The calls to “defund the police” are growing. At first blush, it sounds like something radical: how can a civilized society exist without some form of law enforcement? We have had some form of policing going back to ancient times. But what occurs to me is that what we are seeing is a demand to reform the police and change the culture that has gotten us to where we are now with growing mistrust between the police and a large segment of the population they are sworn to protect.
What has happened is that we as a society have used the police as the dumping ground for all of the unpleasant and scary elements of our daily life. They are called not only to enforce the law, but also in many cases to enforce social norms and reinforce prejudices. The police force has responded by becoming hardened to deal with things they have no training or business handling: medical emergencies, building code enforcement, mental health care, domestic violence, and racial tension. But that’s not what they signed up for, and that’s not what we should expect of them. There are other services that we have as a part of our community services that can deal with those emergencies.
On another level, we’ve done the same thing with the public education system. We have relegated many parental duties to teachers, forcing them to deal with more than just educating our children. All too often they have become in loco parentis beyond the classroom. The mindset for many is that out of sight, out of mind, and becoming involved in their child’s education is, either by lack of time or lack of caring, something they cannot pay attention to more than just lip service.
Neither the police force nor the school system is designed or intended to go beyond their stated duty, and dumping our problems on them has only added strains to those who are both untrained to handle things they’re asked to do and underpaid for them as well. Something has to give, and in both cases, they have broken in many respects.
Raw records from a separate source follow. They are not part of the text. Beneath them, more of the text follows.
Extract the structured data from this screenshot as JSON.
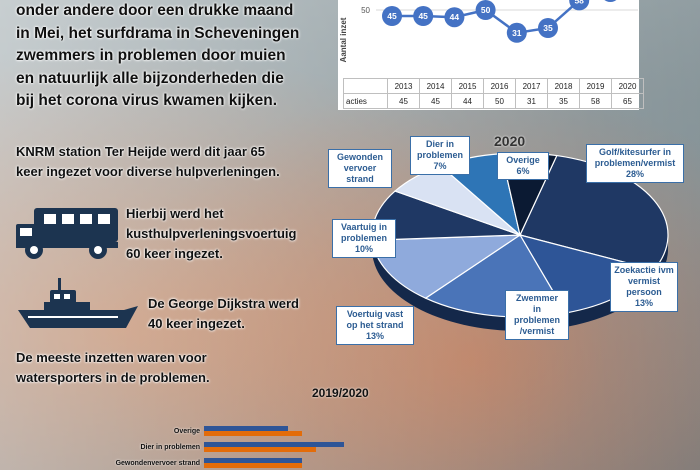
{
  "intro": {
    "lines": [
      "onder andere door een drukke maand",
      "in Mei, het surfdrama in Scheveningen",
      "zwemmers in problemen door muien",
      "en natuurlijk alle bijzonderheden die",
      "bij het corona virus kwamen kijken."
    ]
  },
  "para1": [
    "KNRM station Ter Heijde werd dit jaar 65",
    "keer ingezet voor diverse hulpverleningen."
  ],
  "para2": [
    "Hierbij werd het",
    "kusthulpverleningsvoertuig",
    "60 keer ingezet."
  ],
  "para3": [
    "De George Dijkstra werd",
    "40 keer ingezet."
  ],
  "para4": [
    "De meeste inzetten waren voor",
    "watersporters in de problemen."
  ],
  "icons": {
    "vehicle": "rescue-truck-icon",
    "boat": "rescue-boat-icon"
  },
  "chart_data": [
    {
      "type": "line",
      "ylabel": "Aantal inzet",
      "x": [
        "2013",
        "2014",
        "2015",
        "2016",
        "2017",
        "2018",
        "2019",
        "2020"
      ],
      "series": [
        {
          "name": "acties",
          "values": [
            45,
            45,
            44,
            50,
            31,
            35,
            58,
            65
          ]
        }
      ],
      "table_row_label": "acties",
      "ytick_visible": "50",
      "color": "#4472c4"
    },
    {
      "type": "pie",
      "title": "2020",
      "slices": [
        {
          "label": "Golf/kitesurfer in problemen/vermist",
          "value": 28
        },
        {
          "label": "Zoekactie ivm vermist persoon",
          "value": 13
        },
        {
          "label": "Zwemmer in problemen /vermist",
          "value": 16
        },
        {
          "label": "Voertuig vast op het strand",
          "value": 13
        },
        {
          "label": "Vaartuig in problemen",
          "value": 10
        },
        {
          "label": "Gewonden vervoer strand",
          "value": 7
        },
        {
          "label": "Dier in problemen",
          "value": 7
        },
        {
          "label": "Overige",
          "value": 6
        }
      ],
      "callouts": {
        "golf": [
          "Golf/kitesurfer in",
          "problemen/vermist",
          "28%"
        ],
        "zoek": [
          "Zoekactie ivm",
          "vermist",
          "persoon",
          "13%"
        ],
        "zwemmer": [
          "Zwemmer",
          "in",
          "problemen",
          "/vermist"
        ],
        "voertuig": [
          "Voertuig vast",
          "op het strand",
          "13%"
        ],
        "vaartuig": [
          "Vaartuig in",
          "problemen",
          "10%"
        ],
        "gewonden": [
          "Gewonden",
          "vervoer",
          "strand"
        ],
        "dier": [
          "Dier in",
          "problemen",
          "7%"
        ],
        "overige": [
          "Overige",
          "6%"
        ]
      },
      "colors": [
        "#1f3864",
        "#2e5597",
        "#4a74b8",
        "#8faadc",
        "#1f3864",
        "#d9e2f3",
        "#2e75b6",
        "#0b1a33"
      ]
    },
    {
      "type": "bar",
      "title": "2019/2020",
      "categories": [
        "Overige",
        "Dier in problemen",
        "Gewondenvervoer strand"
      ],
      "series": [
        {
          "values": [
            6,
            10,
            7
          ]
        },
        {
          "values": [
            7,
            8,
            7
          ]
        }
      ],
      "colors": [
        "#2e5597",
        "#e36c0a"
      ]
    }
  ]
}
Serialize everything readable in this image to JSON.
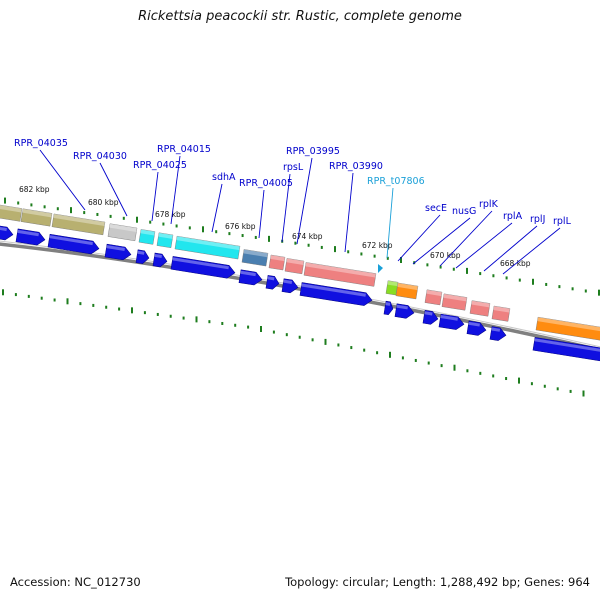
{
  "title": "Rickettsia peacockii str. Rustic, complete genome",
  "footer": {
    "accession": "Accession: NC_012730",
    "summary": "Topology: circular; Length: 1,288,492 bp; Genes: 964"
  },
  "colors": {
    "label_blue": "#0000cc",
    "label_trna": "#1aa0d8",
    "cds_arrow": "#1010e0",
    "backbone": "#808080",
    "tick_green": "#1e7d1e"
  },
  "tick_labels": [
    "682 kbp",
    "680 kbp",
    "678 kbp",
    "676 kbp",
    "674 kbp",
    "672 kbp",
    "670 kbp",
    "668 kbp"
  ],
  "gene_labels": [
    {
      "text": "RPR_04035",
      "type": "cds"
    },
    {
      "text": "RPR_04030",
      "type": "cds"
    },
    {
      "text": "RPR_04015",
      "type": "cds"
    },
    {
      "text": "RPR_04025",
      "type": "cds"
    },
    {
      "text": "sdhA",
      "type": "cds"
    },
    {
      "text": "RPR_04005",
      "type": "cds"
    },
    {
      "text": "RPR_03995",
      "type": "cds"
    },
    {
      "text": "rpsL",
      "type": "cds"
    },
    {
      "text": "RPR_03990",
      "type": "cds"
    },
    {
      "text": "RPR_t07806",
      "type": "trna"
    },
    {
      "text": "secE",
      "type": "cds"
    },
    {
      "text": "nusG",
      "type": "cds"
    },
    {
      "text": "rplK",
      "type": "cds"
    },
    {
      "text": "rplA",
      "type": "cds"
    },
    {
      "text": "rplJ",
      "type": "cds"
    },
    {
      "text": "rplL",
      "type": "cds"
    }
  ]
}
We can no more defund the police than we can defund the public schools. Both are in need of reform at every level, and in a lot of places it is already taking hold. But the most important reform that has to take place is getting the public to understand the role that they have in our society and what they expect from us. We often refer to it as holding the public trust. But it is something that has to go both ways, and if we expect them to go above and beyond, we have to give them both the resources, the training, and the trust to do the job.